6. Don't know what they want to be, never set goals,fly by the seats of their paints : - So what is the goal for Singapore?...until now still no clear vision.
See how the authors of FabricationsAboutPAP brilliantly use the points in bold to pretend to criticise opposition when they are clearly referring to the PAP.
1. 1990s Singaporeans live in harmony and foreigners were welcome - no issue. Numbers were okay and many were indeed skilled.
2. The PAP started importing people in large numbers at all skills levels to satisfy businesses who always complain cannot get workers. This is a perpetual complain even after importing 1M foreign workers, today the same companies are still complaining cannot get enough workers. Why? Because the pay and benefits are only good enough to attract workers from 3rd world countries. It is mind boggling why govt cede to the demands of business just to keep GDP growing.

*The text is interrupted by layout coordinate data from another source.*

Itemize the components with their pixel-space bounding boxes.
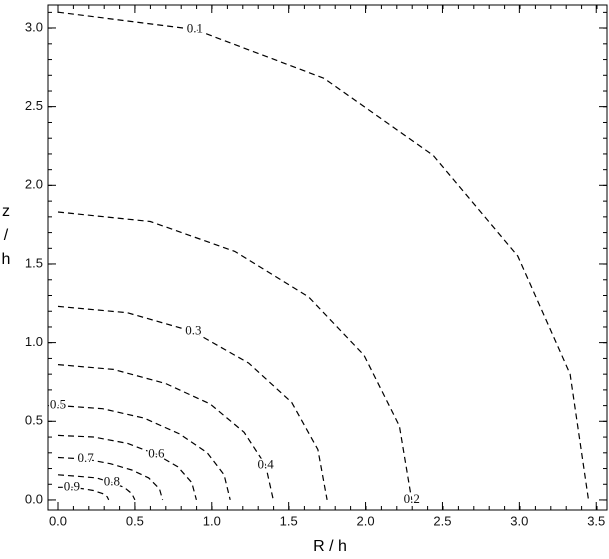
x-axis-label: R / h [313, 538, 347, 555]
y-tick-label: 1.0 [25, 334, 43, 349]
contour-label: 0.1 [187, 21, 203, 36]
y-axis-label: z / h [1, 203, 11, 268]
contour-line [57, 305, 328, 501]
x-tick-label: 3.0 [510, 513, 528, 528]
y-tick-label: 0.0 [25, 491, 43, 506]
plot-frame [47, 4, 608, 511]
x-tick-label: 2.0 [357, 513, 375, 528]
contour-line [57, 364, 274, 501]
contour-line [57, 404, 231, 501]
contour-line [57, 474, 136, 501]
x-tick-label: 1.5 [280, 513, 298, 528]
y-tick-label: 2.0 [25, 177, 43, 192]
x-tick-label: 0.5 [126, 513, 144, 528]
contour-label: 0.5 [50, 397, 66, 412]
x-tick-label: 2.5 [433, 513, 451, 528]
y-tick-label: 1.5 [25, 255, 43, 270]
y-tick-label: 3.0 [25, 19, 43, 34]
contour-line [57, 211, 413, 500]
y-tick-label: 0.5 [25, 413, 43, 428]
contour-line [58, 486, 110, 501]
contour-label: 0.8 [104, 474, 120, 489]
contour-line [57, 456, 164, 501]
contour-line [57, 11, 590, 500]
x-tick-label: 0.0 [49, 513, 67, 528]
contour-label: 0.9 [64, 478, 80, 493]
y-tick-label: 2.5 [25, 98, 43, 113]
contour-label: 0.3 [185, 323, 201, 338]
x-tick-label: 1.0 [203, 513, 221, 528]
contour-label: 0.4 [257, 456, 274, 471]
contour-label: 0.2 [404, 491, 420, 506]
contour-label: 0.7 [78, 450, 95, 465]
contour-line [57, 434, 197, 501]
x-tick-label: 3.5 [587, 513, 605, 528]
contour-label: 0.6 [148, 445, 165, 460]
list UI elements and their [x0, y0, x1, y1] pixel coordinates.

3. As the numbers became larger and larger, no corresponding increase in public transport service, housing and medical care service took place. In fact the number of beds in our public hospital declined. This lead to suffering among Singaporeans as housing prices shoot up, medical cost shoot up and public transport become packed like no body's business.
4. People NATURALLY BECAME ANGRY.
5. A small minority begin to take issue with certain behavior of foreigners in Singapore. They voice their anger and fury. This type of people exists in ALL COUNTRIES... In Hong Kong these groups put out a full page ad calling mainland Chinese "locusts"...Singaporeans' response is mild even the small angry minority is mild ..99% of the people opposing the policy are primarily concerned with the large numbers and negative impact on our social compact, identity and nationhood.
6. Politicians instead of solving problems use this to negative behavior of a very small negligible to scold Singaporeans for being hostile to foreigners - XENOPHOBIC and Anti-Foreigners.
7. Now any opposition to the foreign influx policy can be label as xenophobic..."not welcoming foreigners", not big -hearted, small minded, spoiling Singapore's international reputation.
8. In you read any international report or article it is always very balanced and explains the frustration as the result of over-import of foreigners. Yet the PAP twisted it around to say Singaporeans spoil the international reputation of Singapore.
If the so-called National Conversation is to start with this tone ...what kind of a conversation is it? It is so loaded with insinuations that those who oppose the PAP policies are out to spoil Singapore's reputation, small minded people and unkind to foreigners. This is PAP way of conversing with the people. No wonder people don't like to talk to the PAP. ...they just make us all feel so sick.